Así, la diferencia entre un delito de lesiones con instrumento peligroso y un delito de homicidio doloso en grado de tentativa la encontramos precisamente en el elemento subjetivo. Sobre el ánimo homicida se vienen empleando como criterios de inferencia las relaciones previas entre agresor y agredido; el comportamiento del autor antes, durante y después de la agresión, lo que comprende las frases amenazantes, las expresiones proferidas, la prestación de ayuda a la víctima y cualquier otro dato relevante; el arma o los instrumentos empleados; la zona del cuerpo a la que se dirige el ataque; la intensidad del golpe o golpes en que consiste la agresión, así como de las demás características de ésta; la repetición o reiteración de los golpes; la forma en que finaliza la secuencia agresiva; y en general cualquier otro dato que pueda resultar de interés en función de las peculiaridades del caso concreto (SETS. 57/2004 de 22-1; 10/2005, de 10-1 ; 140/2005, de 3-2; 106/2005, de 4-2 ; 755/2008, de 26-11; y 140/2010, de 23-2).

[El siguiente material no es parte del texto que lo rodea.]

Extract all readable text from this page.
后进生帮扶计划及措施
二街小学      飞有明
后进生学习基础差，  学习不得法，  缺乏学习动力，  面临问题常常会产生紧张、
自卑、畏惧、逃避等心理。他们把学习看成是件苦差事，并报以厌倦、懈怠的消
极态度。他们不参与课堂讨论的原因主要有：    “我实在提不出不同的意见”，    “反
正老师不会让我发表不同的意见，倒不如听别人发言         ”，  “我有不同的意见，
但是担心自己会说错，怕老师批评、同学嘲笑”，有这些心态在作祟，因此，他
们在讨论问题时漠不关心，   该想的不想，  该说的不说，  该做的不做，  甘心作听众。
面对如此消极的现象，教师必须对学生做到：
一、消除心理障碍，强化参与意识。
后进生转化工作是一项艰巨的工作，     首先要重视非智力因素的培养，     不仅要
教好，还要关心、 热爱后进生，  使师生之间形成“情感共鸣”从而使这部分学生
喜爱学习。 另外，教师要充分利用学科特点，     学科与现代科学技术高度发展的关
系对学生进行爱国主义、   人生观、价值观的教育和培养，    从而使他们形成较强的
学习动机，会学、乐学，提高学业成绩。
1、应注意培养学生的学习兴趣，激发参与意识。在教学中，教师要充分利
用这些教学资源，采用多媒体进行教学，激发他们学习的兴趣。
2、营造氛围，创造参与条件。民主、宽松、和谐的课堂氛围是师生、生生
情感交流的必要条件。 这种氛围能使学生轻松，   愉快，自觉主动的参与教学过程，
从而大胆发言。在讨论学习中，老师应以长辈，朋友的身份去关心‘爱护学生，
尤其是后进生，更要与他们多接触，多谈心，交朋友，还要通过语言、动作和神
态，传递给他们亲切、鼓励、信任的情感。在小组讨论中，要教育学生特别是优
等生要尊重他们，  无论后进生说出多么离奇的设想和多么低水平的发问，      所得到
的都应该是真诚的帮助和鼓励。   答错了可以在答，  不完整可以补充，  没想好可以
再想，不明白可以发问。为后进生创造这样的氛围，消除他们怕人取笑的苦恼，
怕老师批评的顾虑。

En cualquier caso, hemos de tener presente que el ánimo de matar en sentido jurídico-penal coincide en ocasiones con el significado vulgarmente atribuido a la expresión, cuando el autor conscientemente dirige su acción hacia la consecución de la muerte del sujeto (dolo directo), pero también quedan incluidos en ese ánimo los supuestos en los que el autor conoce (o no puede desconocer a causa de las características de su conducta), el peligro cercano que crea con su acción para la vida del sujeto como bien jurídico protegido, y a pesar de ello ejecuta su conducta, bien porque acepte implícitamente el resultado no directamente querido en función de la satisfacción de la auténtica finalidad de su acción, o bien porque el daño probable, como concreción del riesgo creado, le resulte indiferente (dolo eventual). Sólo precisar que la diferencia estructural entre el dolo, aún eventual, y la imprudencia no depende de que el autor se tome en serio un riesgo conocido, sino de que conozca un riesgo que se tiene que tomar en serio.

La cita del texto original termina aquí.